Twitter also made its own announcement via its blog:

It is our pleasure to donate access to the entire archive of public Tweets to the Library of Congress for preservation and research. It’s very exciting that tweets are becoming part of history. It should be noted that there are some specifics regarding this arrangement. Only after a six-month delay can the Tweets will be used for internal library use, for non-commercial research, public display by the library itself, and preservation.

The specific details of the arrangement are still a bit sketchy, and I do have some questions about how this will play out.  For instance, there’s not much direct mention of whether this archive will include the numerous photos and videos that are frequently linked to users’ tweets, but are often hosted via third party add-on sites such as TwitPic and Posterous.  A lot of Twitter users tend to use the platform as a springboard towards linking to websites and other external content, the permancnce of which can be pretty dubious.

This is still a very promising start though, and hopefully the archived twittersphere will in fact prove useful to researchers in the future.

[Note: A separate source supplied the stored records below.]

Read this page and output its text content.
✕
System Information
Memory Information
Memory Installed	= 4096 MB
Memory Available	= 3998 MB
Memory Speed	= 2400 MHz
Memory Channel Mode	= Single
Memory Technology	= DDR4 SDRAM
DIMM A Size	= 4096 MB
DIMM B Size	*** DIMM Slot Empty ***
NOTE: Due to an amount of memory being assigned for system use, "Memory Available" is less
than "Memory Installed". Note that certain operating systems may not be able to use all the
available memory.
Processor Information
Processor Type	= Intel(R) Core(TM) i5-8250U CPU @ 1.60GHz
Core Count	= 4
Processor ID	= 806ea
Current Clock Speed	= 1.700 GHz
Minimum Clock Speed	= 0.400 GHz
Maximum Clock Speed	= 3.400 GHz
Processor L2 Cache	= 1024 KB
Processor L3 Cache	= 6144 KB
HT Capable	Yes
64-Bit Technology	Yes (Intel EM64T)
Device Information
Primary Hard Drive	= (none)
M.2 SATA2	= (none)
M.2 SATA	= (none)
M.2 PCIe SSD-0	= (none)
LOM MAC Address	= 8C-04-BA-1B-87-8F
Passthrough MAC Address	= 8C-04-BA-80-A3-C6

Some may question the importance or singificane of this decision.  But Twitter isn’t just mindless banter. The LoC lists a few socially significant tweets in the archive.  Among them, the first “Victory tweet” by a president-elect.  There’s also quite a bit of historical influence that was set in motion by Twitter: political prisoners in the Middle East have used it to get their message across to followers; sometimes it was the very medium that got them into trouble, and other times it spread the word that helped set them free. Politicians in the West from all ends of the political spectrum have and continue to use Twitter to marshall their troops, as it were.  And the media have documented cases where Twitter became the source of social change in countries ruled with an iron hand, so much so that the potential outage of the service due to maintenance was once considered a serious threat to activism.  There’s PLENTY of social significance there.